You don't need to change everything at once. Usually fixing 2-3 specific problems works better.
It's important not only to point out errors but also to preserve what was already good.
Practice
- Take one of your previous prompts.
- Evaluate the AI response against 4 criteria.
- Formulate 3 specific problems: too generic, weak CTA, wrong tone, etc.
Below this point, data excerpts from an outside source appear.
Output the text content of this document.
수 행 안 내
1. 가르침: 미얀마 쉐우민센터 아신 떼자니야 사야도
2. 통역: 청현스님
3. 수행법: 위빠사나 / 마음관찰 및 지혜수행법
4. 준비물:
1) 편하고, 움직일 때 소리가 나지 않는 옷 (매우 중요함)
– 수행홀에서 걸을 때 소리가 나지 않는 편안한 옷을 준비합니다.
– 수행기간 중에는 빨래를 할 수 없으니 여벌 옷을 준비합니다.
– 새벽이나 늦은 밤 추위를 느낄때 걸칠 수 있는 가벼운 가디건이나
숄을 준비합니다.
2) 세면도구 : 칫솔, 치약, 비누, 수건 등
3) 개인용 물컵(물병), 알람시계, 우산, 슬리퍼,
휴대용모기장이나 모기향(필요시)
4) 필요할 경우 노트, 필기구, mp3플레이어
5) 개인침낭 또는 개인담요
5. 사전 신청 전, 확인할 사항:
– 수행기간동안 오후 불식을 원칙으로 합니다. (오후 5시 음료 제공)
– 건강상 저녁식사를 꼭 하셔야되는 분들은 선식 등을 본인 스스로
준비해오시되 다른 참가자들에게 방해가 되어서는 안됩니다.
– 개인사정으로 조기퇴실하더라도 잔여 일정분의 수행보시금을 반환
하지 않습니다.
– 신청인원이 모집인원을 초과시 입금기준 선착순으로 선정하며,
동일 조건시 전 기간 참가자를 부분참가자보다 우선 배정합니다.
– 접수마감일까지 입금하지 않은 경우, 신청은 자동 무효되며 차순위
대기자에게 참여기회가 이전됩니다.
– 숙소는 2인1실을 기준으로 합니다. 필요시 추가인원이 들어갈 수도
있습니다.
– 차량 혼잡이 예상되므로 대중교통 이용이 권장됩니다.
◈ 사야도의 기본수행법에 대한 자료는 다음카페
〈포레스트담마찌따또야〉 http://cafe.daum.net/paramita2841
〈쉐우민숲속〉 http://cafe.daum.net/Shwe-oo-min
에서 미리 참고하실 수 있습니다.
- Build a rewrite prompt and compare the new result with the old one.
Mini-project
Mini-project: review-rewrite cycle
Improve one prompt through three steps: initial response, review by criteria, and rewritten version. Goal — get a noticeably stronger result for the same task.
Tasks
- Build the initial prompt and response.
- Evaluate the response against 4 criteria.
- Write 3 targeted notes.
- Make a new rewrite pass and compare the result.
Deliverables
- 1 initial prompt and response
- 1 review block
- 1 improved version and brief difference analysis
Checklist
Common mistakes
- writing simply 'improve this' without explanation
- changing the task goal on each iteration
- giving overly generic feedback
- not specifying which strong parts should be preserved
Lesson FAQ
Do I need to iterate every response?
No. For simple one-off tasks this isn't always needed. But for business results, templates, and important content, iterations give a noticeable quality gain.
How many iterations are usually enough?
Often 2-3 passes are sufficient. If there's no noticeable improvement anymore, it's better to rebuild the prompt from scratch rather than endlessly editing.